Highlights & Insights¶
- Reverse thinking of using "learning" to achieve "forgetting": Instead of disrupting weights through reverse optimization, this method teaches the model new response styles through forward fine-tuning, elegantly avoiding the degradation of language quality. This approach can be transferred to other scenarios requiring model behavior "modification" rather than capacity "deletion".
- Introduction of the LS metric: This study is the first to systematically focus on post-unlearning language quality, filling a critical gap in the evaluation framework. Many previous unlearning methods performed well on standard metrics but yielded very poor actual generation quality.
- Mechanistic analysis section: By visualizing attention patterns and intermediate layer activations, the paper intuitively explains why reverse optimization corrupts language generation, laying a theoretical foundation for future studies in unlearning.
Limitations & Future Work¶
- The quality of data augmentation relies heavily on prompt design, and different types of knowledge may require distinct augmentation strategies.

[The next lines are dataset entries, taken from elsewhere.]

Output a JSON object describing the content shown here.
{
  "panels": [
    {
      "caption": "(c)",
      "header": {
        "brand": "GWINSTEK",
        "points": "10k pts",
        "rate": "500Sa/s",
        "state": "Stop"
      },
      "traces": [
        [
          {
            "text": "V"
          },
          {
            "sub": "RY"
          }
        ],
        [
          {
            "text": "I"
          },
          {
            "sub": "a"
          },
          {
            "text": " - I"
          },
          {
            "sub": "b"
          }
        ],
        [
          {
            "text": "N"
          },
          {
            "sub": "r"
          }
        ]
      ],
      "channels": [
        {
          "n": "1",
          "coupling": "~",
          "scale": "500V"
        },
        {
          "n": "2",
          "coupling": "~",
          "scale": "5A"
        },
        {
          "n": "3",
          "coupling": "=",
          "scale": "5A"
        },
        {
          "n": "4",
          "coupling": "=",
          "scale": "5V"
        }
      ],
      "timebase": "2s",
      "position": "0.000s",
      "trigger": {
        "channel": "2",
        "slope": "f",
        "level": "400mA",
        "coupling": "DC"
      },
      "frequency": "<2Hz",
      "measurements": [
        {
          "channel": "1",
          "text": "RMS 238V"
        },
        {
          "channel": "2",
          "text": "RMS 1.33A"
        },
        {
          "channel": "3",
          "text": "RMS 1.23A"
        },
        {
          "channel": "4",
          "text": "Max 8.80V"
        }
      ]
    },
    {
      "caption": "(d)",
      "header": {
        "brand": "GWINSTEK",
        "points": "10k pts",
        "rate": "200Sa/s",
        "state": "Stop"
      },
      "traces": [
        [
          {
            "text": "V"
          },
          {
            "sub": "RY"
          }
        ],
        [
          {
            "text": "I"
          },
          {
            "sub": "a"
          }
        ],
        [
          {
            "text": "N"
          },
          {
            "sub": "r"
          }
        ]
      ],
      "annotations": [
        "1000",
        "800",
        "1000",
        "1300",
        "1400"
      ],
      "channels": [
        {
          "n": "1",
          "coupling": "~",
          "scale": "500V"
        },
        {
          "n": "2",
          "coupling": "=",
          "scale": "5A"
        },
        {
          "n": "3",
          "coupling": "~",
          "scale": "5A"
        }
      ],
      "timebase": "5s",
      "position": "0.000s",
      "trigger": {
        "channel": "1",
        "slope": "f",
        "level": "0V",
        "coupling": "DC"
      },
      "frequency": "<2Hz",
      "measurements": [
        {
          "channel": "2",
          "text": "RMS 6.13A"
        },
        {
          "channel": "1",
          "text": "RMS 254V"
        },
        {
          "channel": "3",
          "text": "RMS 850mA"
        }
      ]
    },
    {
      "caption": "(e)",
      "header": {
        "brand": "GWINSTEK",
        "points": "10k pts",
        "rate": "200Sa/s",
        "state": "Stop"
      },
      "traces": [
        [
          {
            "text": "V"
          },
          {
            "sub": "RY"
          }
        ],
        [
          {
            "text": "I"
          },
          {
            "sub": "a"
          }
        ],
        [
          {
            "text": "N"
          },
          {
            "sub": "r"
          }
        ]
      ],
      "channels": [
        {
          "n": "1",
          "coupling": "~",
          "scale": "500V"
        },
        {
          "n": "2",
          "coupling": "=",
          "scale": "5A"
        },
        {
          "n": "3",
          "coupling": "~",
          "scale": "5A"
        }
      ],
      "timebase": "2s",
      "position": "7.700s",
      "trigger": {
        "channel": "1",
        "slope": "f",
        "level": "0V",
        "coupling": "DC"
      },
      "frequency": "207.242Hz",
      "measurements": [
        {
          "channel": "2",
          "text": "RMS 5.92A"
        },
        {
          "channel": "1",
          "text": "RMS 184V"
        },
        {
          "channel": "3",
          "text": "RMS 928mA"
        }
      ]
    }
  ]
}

- The unlearning scale verified so far is relatively small (dozens to hundreds of knowledge items); the effectiveness of large-scale unlearning (e.g., forgetting an entire domain of knowledge) remains uncharted.
- Alternative-fact responses might introduce new hallucinated/fake knowledge, posing potential safety risks.
- Relational dependencies between knowledge are not considered—forgetting knowledge A might impact highly correlated knowledge B.
- Future Directions: Finer control over the scope of unlearning based on knowledge graphs could be explored, as well as the recoverability of the model post-unlearning (whether forgotten knowledge can be restored reversely).
Related Work & Insights¶
- vs Gradient Ascent (GA): GA directly maximizes target token loss, which is simple but highly destructive. ReLearn replaces it with forward learning, preserving model stability.
- vs TOFU: TOFU provides a standardized benchmark for unlearning, but its metrics are still centered on contextual forgetting. ReLearn's evaluation framework serves as a strong complement to TOFU.
- vs KnowUnDo: KnowUnDo focuses on knowledge unlearning in privacy preservation scenarios and serves as one of the major experimental baselines in this paper.
- The authors' team (ZJU-NLP) has made continuous contributions to knowledge editing and machine unlearning, also achieving second place in the SemEval 2025 Unlearning Challenge.
Rating¶
- Novelty: ⭐⭐⭐⭐ The philosophy of "learning to forget" is simple yet effective.
- Experimental Thoroughness: ⭐⭐⭐⭐ Multiple base models, benchmarks, and mechanistic analysis, though the unlearning scale remains small.
- Writing Quality: ⭐⭐⭐⭐ Well-defined problems and compelling motivation.
- Value: ⭐⭐⭐⭐ Practically meaningful for LLM safety and privacy protection, with prominent contributions from the evaluation framework.